NTLM support was added to Java 1.4.2 on Windows platforms only. You can use NTLM authentication with Java Web Start in 1.4.2 and beyond. The JAuthenticator dialog may contain some misleading text when using NTLM with Java Web Start 1.4.2, but this is fixed in Java Web Start 1.5.0.
HTTPS support was added to Java in version 1.4. You can use use HTTPS protocol for Java Web Start resources starting in version 1.2, but may encounter one of several problems that were addressed in Java Web Start 1.4.2. It is recommended to use at least Java Web Start 1.4.2 if using HTTPS protocol.
See the following:
In version 1.4.2 only.
This is the problem where the desktop integration dialog fights for focus with a modal dialog displayed by the application, or the dialog is lost behind another application window.
This is fixed in versions 1.4.2_06 and 1.5
In all versions.
If you have multiple native libraries, you must load each library with System.LoadLibrary, before loading any other that references it. This may become impossible if libraries have circular dependancies.
In versions 1.2 and 1.4.2
If TraceSecurity is turned on, you may get an exception on Windows platforms if there is a space in the path to the cache directory. If you have this problem turn off the TraceSecurity debugging switch (<property name=”javaws.debug.0” name=”-TraceSecurity” />.
This is fixed in version 1.5.
In version 1.5.0.
In the specification of the jnlp file, it is legal to specify a related-content element without a title sub-element. However if this is done on windows platforms, an exception will be thrown when the shortcut to the related content is installed, and the program cannot be run. To work around this problem, always include a title for related-content elements.
In all versions.
If a component extension is used, the first jar in it will be download eagerly, even if it is marked lazy.
In all versions.
If you use the part and package mechanisms to declare what packages are included in what jar files, you should be able to skip downloading of any lazy jars so declared, when accessing a non-existent resource not in any of the declared packages. This does not work, and without Jar Indexing implemented, there is no way to prevent all jars from being downloaded.
In version 1.5.0.
When using the FileOpen Service, the security dialog will only show if the application does not have file access permissions. This is not true with the new ExtendedService OpenFile, and OpenFiles methods, the security dialog shows anyway.
In version 1.5.0.
When importing applications into the system cache with -shortcut, or running the Cache Viewer in system mode and creating shortcuts. The shortcuts should be created for all users. This works in Windows, but not on Unix with Gnome.
In all versions.
If an Exception or other Throwable is not caught by Java Web Start. The main run method may terminate without calling System.exit(). This makes application appear to hang (sometimes with DownloadProgress window showing with no progress).
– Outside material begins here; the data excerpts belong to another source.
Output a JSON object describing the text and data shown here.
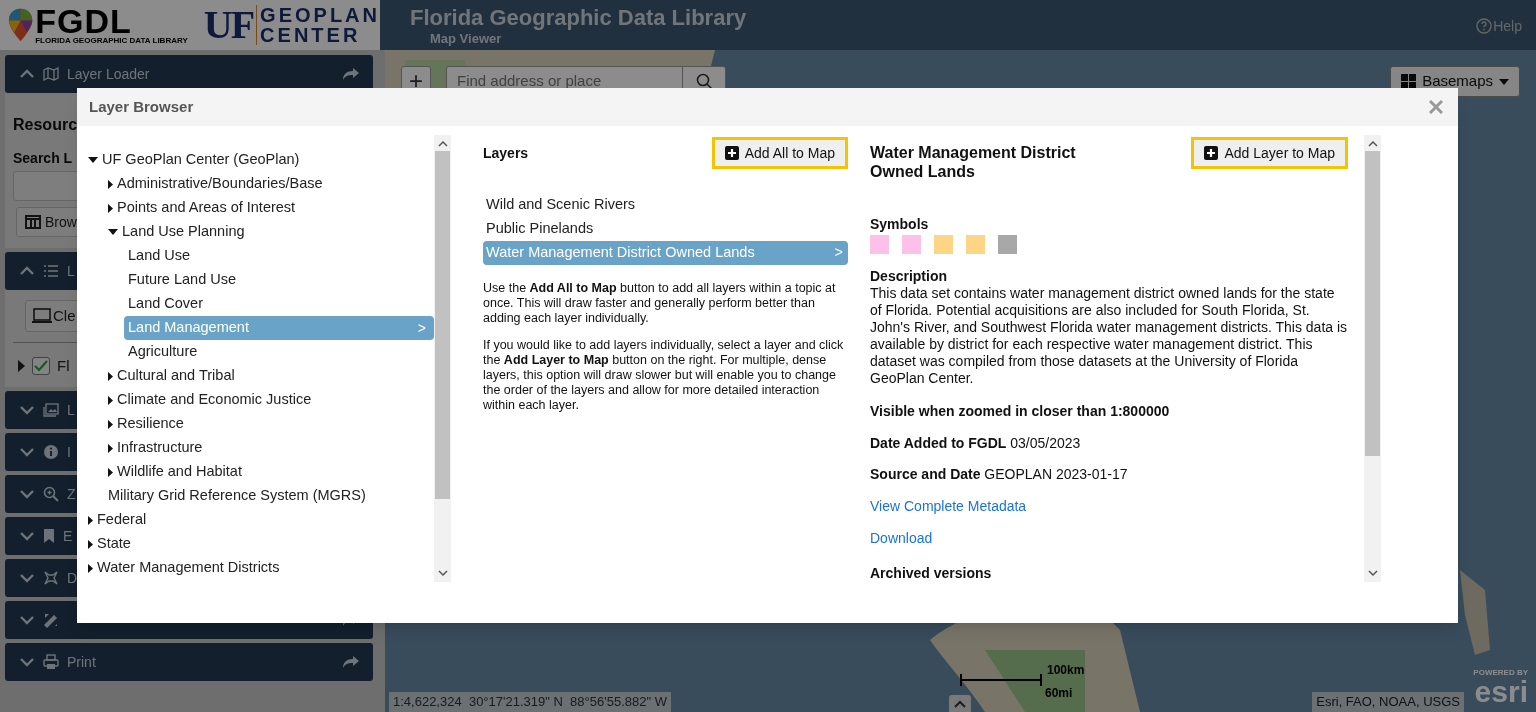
{
  "header": {
    "logo_text": "FGDL",
    "logo_subtitle": "FLORIDA GEOGRAPHIC DATA LIBRARY",
    "partner_mark": "UF",
    "partner_words": [
      "GEOPLAN",
      "CENTER"
    ],
    "title": "Florida Geographic Data Library",
    "subtitle": "Map Viewer",
    "help": "Help"
  },
  "sidebar": {
    "panels": [
      {
        "title": "Layer Loader",
        "expanded": true
      },
      {
        "title": "L",
        "expanded": true
      },
      {
        "title": "L",
        "expanded": false
      },
      {
        "title": "I",
        "expanded": false
      },
      {
        "title": "Z",
        "expanded": false
      },
      {
        "title": "E",
        "expanded": false
      },
      {
        "title": "D",
        "expanded": false
      },
      {
        "expanded": false
      },
      {
        "title": "Print",
        "expanded": false
      }
    ],
    "loader": {
      "heading": "Resourc",
      "search_label": "Search L",
      "browse_button": "Brow"
    },
    "layers": {
      "clear_button": "Cle",
      "rows": [
        {
          "label": "Fl",
          "checked": true
        }
      ]
    }
  },
  "map": {
    "zoom_in": "+",
    "search": {
      "placeholder": "Find address or place"
    },
    "basemaps": "Basemaps",
    "scale": [
      "100km",
      "60mi"
    ],
    "coordinates": "1:4,622,324  30°17'21.319\" N  88°56'55.882\" W",
    "attribution": "Esri, FAO, NOAA, USGS",
    "esri_tagline": "POWERED BY",
    "esri_logo": "esri"
  },
  "modal": {
    "title": "Layer Browser",
    "tree": [
      {
        "label": "UF GeoPlan Center (GeoPlan)",
        "kind": "folder",
        "expanded": true,
        "selected": false,
        "children": [
          {
            "label": "Administrative/Boundaries/Base",
            "kind": "folder",
            "expanded": false,
            "selected": false
          },
          {
            "label": "Points and Areas of Interest",
            "kind": "folder",
            "expanded": false,
            "selected": false
          },
          {
            "label": "Land Use Planning",
            "kind": "folder",
            "expanded": true,
            "selected": false,
            "children": [
              {
                "label": "Land Use",
                "kind": "leaf",
                "selected": false
              },
              {
                "label": "Future Land Use",
                "kind": "leaf",
                "selected": false
              },
              {
                "label": "Land Cover",
                "kind": "leaf",
                "selected": false
              },
              {
                "label": "Land Management",
                "kind": "leaf",
                "selected": true,
                "marker": ">"
              },
              {
                "label": "Agriculture",
                "kind": "leaf",
                "selected": false
              }
            ]
          },
          {
            "label": "Cultural and Tribal",
            "kind": "folder",
            "expanded": false,
            "selected": false
          },
          {
            "label": "Climate and Economic Justice",
            "kind": "folder",
            "expanded": false,
            "selected": false
          },
          {
            "label": "Resilience",
            "kind": "folder",
            "expanded": false,
            "selected": false
          },
          {
            "label": "Infrastructure",
            "kind": "folder",
            "expanded": false,
            "selected": false
          },
          {
            "label": "Wildlife and Habitat",
            "kind": "folder",
            "expanded": false,
            "selected": false
          },
          {
            "label": "Military Grid Reference System (MGRS)",
            "kind": "leaf",
            "selected": false
          }
        ]
      },
      {
        "label": "Federal",
        "kind": "folder",
        "expanded": false,
        "selected": false
      },
      {
        "label": "State",
        "kind": "folder",
        "expanded": false,
        "selected": false
      },
      {
        "label": "Water Management Districts",
        "kind": "folder",
        "expanded": false,
        "selected": false
      }
    ],
    "layers": {
      "heading": "Layers",
      "add_all": "Add All to Map",
      "items": [
        {
          "label": "Wild and Scenic Rivers",
          "selected": false
        },
        {
          "label": "Public Pinelands",
          "selected": false
        },
        {
          "label": "Water Management District Owned Lands",
          "selected": true,
          "marker": ">"
        }
      ],
      "help": [
        "Use the **Add All to Map** button to add all layers within a topic at once. This will draw faster and generally perform better than adding each layer individually.",
        "If you would like to add layers individually, select a layer and click the **Add Layer to Map** button on the right. For multiple, dense layers, this option will draw slower but will enable you to change the order of the layers and allow for more detailed interaction within each layer."
      ]
    },
    "details": {
      "title": "Water Management District Owned Lands",
      "add_layer": "Add Layer to Map",
      "symbols_heading": "Symbols",
      "symbols": [
        {
          "color": "#fdc0e8"
        },
        {
          "color": "#fdc0e8"
        },
        {
          "color": "#fdd584"
        },
        {
          "color": "#fdd584"
        },
        {
          "color": "#a8a8a8"
        }
      ],
      "description_heading": "Description",
      "description": "This data set contains water management district owned lands for the state of Florida. Potential acquisitions are also included for South Florida, St. John's River, and Southwest Florida water management districts. This data is available by district for each respective water management district. This dataset was compiled from those datasets at the University of Florida GeoPlan Center.",
      "visibility": "Visible when zoomed in closer than 1:800000",
      "date_added": "**Date Added to FGDL** 03/05/2023",
      "source": "**Source and Date** GEOPLAN 2023-01-17",
      "links": [
        "View Complete Metadata",
        "Download"
      ],
      "archived_heading": "Archived versions"
    }
  }
}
In 1.4.2 this can happen when the Application or Java Web Start throws an Error (such as a NoSuchMethodError). You may need to turn on logging to a file and run with <property name=”javaws.debug.0” value=”+TraceIgnoredExceptions” /> to see the Error.
In 1.5.0 this is only known to happen if static code in the applications main class throws an Error (such as a NoSuchMethodError).
In all versions.
When Java Web Start finds multiple JRE's that satisfy the requirements of the j2se elements version attribute in the jnlp file, it should always use the latest matching version.
In 1.4.2 it will usually just use the first matching version found.
In 1.5.0 it will usually use the latest version, but under some specific circumstances will still use an earlier one.